Buying a car?
Terms to know
Manufacturer’s suggested retail price (MSRP)
This is the sale price recommended by the manufacturer. Most cars are not sold at this price.
This is the manufacturer’s initial charge to the dealer. Because this usually is higher than the dealer’s actual cost (the dealers receive rebates and other discounts), it should not be used in auto advertising, unless it reflects the dealers’ total final cost.
Extended warranties or service contracts
These are expensive and very profitable to the dealer. Check carefully to see what both the manufacturer’s warranty and the extended warranty cover. Often, the items most likely to need repair or replacement will not be covered by the extended warranty. A copy of the terms and conditions of the service contract must be provided by the dealership. You are entitled to a full refund, less any claims paid, within 20 days of the mailing of the service contract or within 10 days if the contract is delivered at the time of sale.
Know your price range
Before you start looking at cars, determine what you can afford to pay. Consider:
- How much do you have on hand to pay up front, in cash, or via trade-ins?
- If you will borrow, what is the highest monthly payment you can afford? Take into account take-home income, living expenses, and any debt you currently owe.
Choosing a vehicle
- Do some research. Websites, such as Consumer Reports, include reviews of reliability and value for new and used cars over several model years. They also compare functions to help you choose a make and model.
- Other sources, such as edmunds.com or Kelley Blue Book, record the price of new and used cars. Some surveys indicate that consumers who carefully research the price of cars pay an average of 5% less than consumers who do not.
- Test drive any vehicle you are interested in, including driving on different road conditions.
Choosing a dealer
- Check with the Better Business Bureau to find out if the dealer is reputable.
- Visit websites that review dealerships to see what other customers say.

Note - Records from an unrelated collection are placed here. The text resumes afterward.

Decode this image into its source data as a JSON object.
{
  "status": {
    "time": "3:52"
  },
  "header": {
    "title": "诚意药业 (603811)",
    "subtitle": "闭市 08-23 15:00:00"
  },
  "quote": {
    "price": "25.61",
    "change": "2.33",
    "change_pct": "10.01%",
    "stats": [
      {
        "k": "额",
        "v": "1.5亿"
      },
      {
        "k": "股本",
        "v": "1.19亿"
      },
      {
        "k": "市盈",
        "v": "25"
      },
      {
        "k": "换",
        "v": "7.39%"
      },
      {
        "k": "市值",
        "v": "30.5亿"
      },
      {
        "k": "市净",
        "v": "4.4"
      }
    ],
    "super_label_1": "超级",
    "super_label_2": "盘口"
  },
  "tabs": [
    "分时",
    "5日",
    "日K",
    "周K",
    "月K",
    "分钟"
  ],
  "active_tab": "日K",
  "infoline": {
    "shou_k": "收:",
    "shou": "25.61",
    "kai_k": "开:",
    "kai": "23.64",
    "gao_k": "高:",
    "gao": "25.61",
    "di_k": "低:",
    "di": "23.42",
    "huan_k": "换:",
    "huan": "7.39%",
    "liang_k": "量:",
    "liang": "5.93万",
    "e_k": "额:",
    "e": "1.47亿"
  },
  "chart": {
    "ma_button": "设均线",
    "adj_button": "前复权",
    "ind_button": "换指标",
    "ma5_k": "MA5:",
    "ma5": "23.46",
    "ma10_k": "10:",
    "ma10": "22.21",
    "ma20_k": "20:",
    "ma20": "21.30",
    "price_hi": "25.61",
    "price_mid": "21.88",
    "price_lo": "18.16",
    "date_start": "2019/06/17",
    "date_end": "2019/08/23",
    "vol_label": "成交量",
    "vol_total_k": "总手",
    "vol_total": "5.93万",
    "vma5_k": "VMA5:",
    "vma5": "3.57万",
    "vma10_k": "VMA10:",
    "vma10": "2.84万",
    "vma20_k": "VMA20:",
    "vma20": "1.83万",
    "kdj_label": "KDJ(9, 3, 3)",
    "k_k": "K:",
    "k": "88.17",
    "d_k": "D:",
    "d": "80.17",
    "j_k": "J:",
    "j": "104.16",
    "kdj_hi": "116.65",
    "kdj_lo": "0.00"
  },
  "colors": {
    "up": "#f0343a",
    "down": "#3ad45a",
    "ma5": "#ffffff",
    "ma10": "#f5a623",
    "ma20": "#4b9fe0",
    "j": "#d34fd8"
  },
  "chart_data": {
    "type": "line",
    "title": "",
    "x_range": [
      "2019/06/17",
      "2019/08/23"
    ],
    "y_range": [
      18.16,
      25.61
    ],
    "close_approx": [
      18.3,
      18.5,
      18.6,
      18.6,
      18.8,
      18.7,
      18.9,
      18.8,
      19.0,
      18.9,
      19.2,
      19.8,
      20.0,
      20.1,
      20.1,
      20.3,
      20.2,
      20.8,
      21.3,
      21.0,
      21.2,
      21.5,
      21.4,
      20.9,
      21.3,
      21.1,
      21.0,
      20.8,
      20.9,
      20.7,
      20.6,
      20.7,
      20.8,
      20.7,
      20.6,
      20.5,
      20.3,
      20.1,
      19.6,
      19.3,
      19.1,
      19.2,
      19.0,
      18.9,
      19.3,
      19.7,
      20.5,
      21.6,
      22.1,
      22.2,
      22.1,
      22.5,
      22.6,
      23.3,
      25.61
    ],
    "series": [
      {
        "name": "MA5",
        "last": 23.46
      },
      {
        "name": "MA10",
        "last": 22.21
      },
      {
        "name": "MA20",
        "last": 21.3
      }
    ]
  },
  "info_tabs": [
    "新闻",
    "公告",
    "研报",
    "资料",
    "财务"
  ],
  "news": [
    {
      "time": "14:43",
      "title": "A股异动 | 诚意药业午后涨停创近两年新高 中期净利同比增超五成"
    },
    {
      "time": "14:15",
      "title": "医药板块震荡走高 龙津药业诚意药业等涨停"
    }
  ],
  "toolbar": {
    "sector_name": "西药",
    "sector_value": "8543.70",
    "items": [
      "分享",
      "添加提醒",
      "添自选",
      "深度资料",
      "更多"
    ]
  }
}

- Considering a private sale for a used car? You may find a lower price, but a such a sale is not covered by the Used Car Lemon Law, which provides important protections.
Signing a contract
- Don’t give in to high-pressure sales tactics; don’t be afraid to walk out of the dealership if you feel like you are being manipulated.
- Be wary of “one-day only” deals.
- Take your time to read the contract. Make sure all verbal promises are included in your written contract. If necessary, take the unsigned contract with you and read it over in the quiet of your own home.
- Be certain the car’s serial number matches the number on your contract.
- Trading in your current vehicle? Remember: a selling price discount is sometimes off-set by under-valuating a trade-in or charging a higher interest rate.
- Get a trade-in value from several dealers.
- Check web sites or publications such as the N.A.D.A. Official Used Car Guide or Kelley Blue Book for suggested trade-in values.
- Shop around for financing. Often, your own bank will “prequalify” you for a loan. Use that to compare other offers.
- Dealers sometimes make greater profits on financing than they do on the car itself, so negotiate finance charges.
- If you have credit problems, you may not be eligible for the advertised financing.
- Look out for a balloon payment, which is a large payment due at the end of the finance agreement.
- Always know the total amount that you are paying for the car, including interest, and not just the monthly payments.
Refunds of deposits
Many consumers mistakenly believe they are entitled to a refund of their deposit if they decide not to buy a car. However, there is no right to cancel a contract, unless the dealer fails to conspicuously post the refund policy. If the dealer assists you in arranging for financing and you have not picked up the vehicle, you may cancel at any time prior to signing a finance agreement and receive a full refund.
Considering a used car?
- Have a trusted mechanic check out a used car before you buy it.
- Check an online service, such as CarFax.com, to find accident and repair records, including whether a car was declared salvage, labeled a “lemon,” or if there are problems with the odometer.
Beware of odometer tampering
- Check the title carefully for inconsistencies, erasures, and numbers that appear to have been written over.
- Be very wary of titles that say “not the actual mileage.” Explanations of a previously disconnected or damaged odometer may not be true.
- Look for signs of tampering: loose dashboard, broken speedometer, digits on the left side that don’t line up.